Why $\mathbb{C}\otimes_\mathbb{Q}\mathbb{C} \not\cong \mathbb{C}\times\mathbb{C}$

Question

I am wondering if this is true or not: $\mathbb{C}\otimes_\mathbb{Q}\mathbb{C} \cong \mathbb{C}\times\mathbb{C}$ (as rings). Any help or suggestion would be helpful.

Answer 1

The equation $x^2=2$ has (at least) $8$ distinct solutions $$\pm \sqrt{2} \otimes 1$$ $$1 \otimes \pm \sqrt{2}$$ $$\pm i \sqrt{2} \otimes i$$ $$i \otimes \pm i\sqrt{2}$$ in $\mathbf C \otimes_{\mathbf Q} \mathbf C$, whereas it only has $4$ solutions $(\pm \sqrt 2, \pm \sqrt 2)$ in $\mathbf C\times \mathbf C$.

Answer 2

The only proper nontrivial quotients of $\Bbb C\times\Bbb C$ are $\cong\Bbb C$ itself.

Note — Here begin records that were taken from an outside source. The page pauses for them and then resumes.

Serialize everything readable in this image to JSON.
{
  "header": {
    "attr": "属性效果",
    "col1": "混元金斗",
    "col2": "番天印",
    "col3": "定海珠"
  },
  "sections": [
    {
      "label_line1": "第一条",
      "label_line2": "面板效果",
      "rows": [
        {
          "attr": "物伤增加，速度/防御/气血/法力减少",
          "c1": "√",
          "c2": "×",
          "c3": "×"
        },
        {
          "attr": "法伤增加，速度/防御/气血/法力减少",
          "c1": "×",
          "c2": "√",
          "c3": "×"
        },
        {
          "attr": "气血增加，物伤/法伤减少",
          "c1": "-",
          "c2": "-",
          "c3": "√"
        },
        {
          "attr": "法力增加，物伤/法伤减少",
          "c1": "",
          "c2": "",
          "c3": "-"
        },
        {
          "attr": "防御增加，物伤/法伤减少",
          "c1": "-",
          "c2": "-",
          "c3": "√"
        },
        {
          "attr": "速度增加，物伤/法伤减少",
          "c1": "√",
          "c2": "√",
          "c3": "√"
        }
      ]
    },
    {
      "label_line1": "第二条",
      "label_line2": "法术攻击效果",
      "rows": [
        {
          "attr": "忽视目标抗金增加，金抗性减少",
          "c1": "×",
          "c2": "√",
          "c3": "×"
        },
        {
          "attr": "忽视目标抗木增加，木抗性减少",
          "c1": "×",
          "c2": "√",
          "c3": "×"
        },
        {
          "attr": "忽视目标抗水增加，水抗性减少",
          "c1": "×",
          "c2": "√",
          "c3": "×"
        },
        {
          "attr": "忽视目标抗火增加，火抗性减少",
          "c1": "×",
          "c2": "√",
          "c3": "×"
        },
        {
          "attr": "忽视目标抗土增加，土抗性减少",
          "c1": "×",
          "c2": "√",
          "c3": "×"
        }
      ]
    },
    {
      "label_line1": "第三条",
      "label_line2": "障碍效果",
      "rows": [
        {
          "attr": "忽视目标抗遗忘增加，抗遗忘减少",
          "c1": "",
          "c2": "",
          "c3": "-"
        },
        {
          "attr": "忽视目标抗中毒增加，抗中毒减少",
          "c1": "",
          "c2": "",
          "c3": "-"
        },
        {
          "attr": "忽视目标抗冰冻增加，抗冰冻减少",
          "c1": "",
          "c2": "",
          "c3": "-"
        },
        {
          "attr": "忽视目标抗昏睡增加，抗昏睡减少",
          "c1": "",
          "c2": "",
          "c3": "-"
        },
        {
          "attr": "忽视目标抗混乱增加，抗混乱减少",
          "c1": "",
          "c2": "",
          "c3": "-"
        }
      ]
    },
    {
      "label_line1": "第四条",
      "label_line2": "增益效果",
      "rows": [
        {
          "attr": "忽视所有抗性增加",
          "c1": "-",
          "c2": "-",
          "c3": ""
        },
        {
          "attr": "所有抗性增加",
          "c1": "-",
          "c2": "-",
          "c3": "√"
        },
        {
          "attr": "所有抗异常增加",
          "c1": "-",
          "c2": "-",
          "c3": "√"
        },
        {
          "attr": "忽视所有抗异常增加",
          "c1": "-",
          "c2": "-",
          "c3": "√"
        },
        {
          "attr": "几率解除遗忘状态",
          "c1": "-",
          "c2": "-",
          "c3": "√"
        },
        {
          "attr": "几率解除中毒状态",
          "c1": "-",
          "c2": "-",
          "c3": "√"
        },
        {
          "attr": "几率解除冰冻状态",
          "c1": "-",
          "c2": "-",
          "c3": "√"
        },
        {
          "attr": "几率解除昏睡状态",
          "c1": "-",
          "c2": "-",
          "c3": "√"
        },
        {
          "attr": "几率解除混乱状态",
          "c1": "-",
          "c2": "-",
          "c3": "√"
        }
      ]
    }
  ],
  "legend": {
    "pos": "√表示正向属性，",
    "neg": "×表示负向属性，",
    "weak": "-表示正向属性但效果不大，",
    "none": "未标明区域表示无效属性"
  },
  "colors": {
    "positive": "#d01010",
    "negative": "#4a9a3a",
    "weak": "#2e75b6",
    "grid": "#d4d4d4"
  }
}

But $\Bbb C\otimes_{\Bbb R}\Bbb C\not\cong\Bbb C$ is a proper nontrivial quotient of $\Bbb C\otimes_{\Bbb Q}\Bbb C$.

Answer 3

$\mathbb{C} \times \mathbb{C}$ is noetherian, but $\mathbb{C} \otimes_{\mathbb{Q}} \mathbb{C}$ is not noetherian.

Specifically, $\mathbb{C} \otimes_{\mathbb{Q}} \mathbb{C} \to \mathbb{C} \otimes_{\mathbb{Q}(\sqrt{2})} \mathbb{C} \to \mathbb{C} \otimes_{\mathbb{Q}(\sqrt{2},\sqrt{3})} \mathbb{C} \to \mathbb{C} \otimes_{\mathbb{Q}(\sqrt{2},\sqrt{3},\sqrt{5})} \mathbb{C} \dotsc$ is an infinite sequence of surjective ring homomorphisms which are no isomorphisms.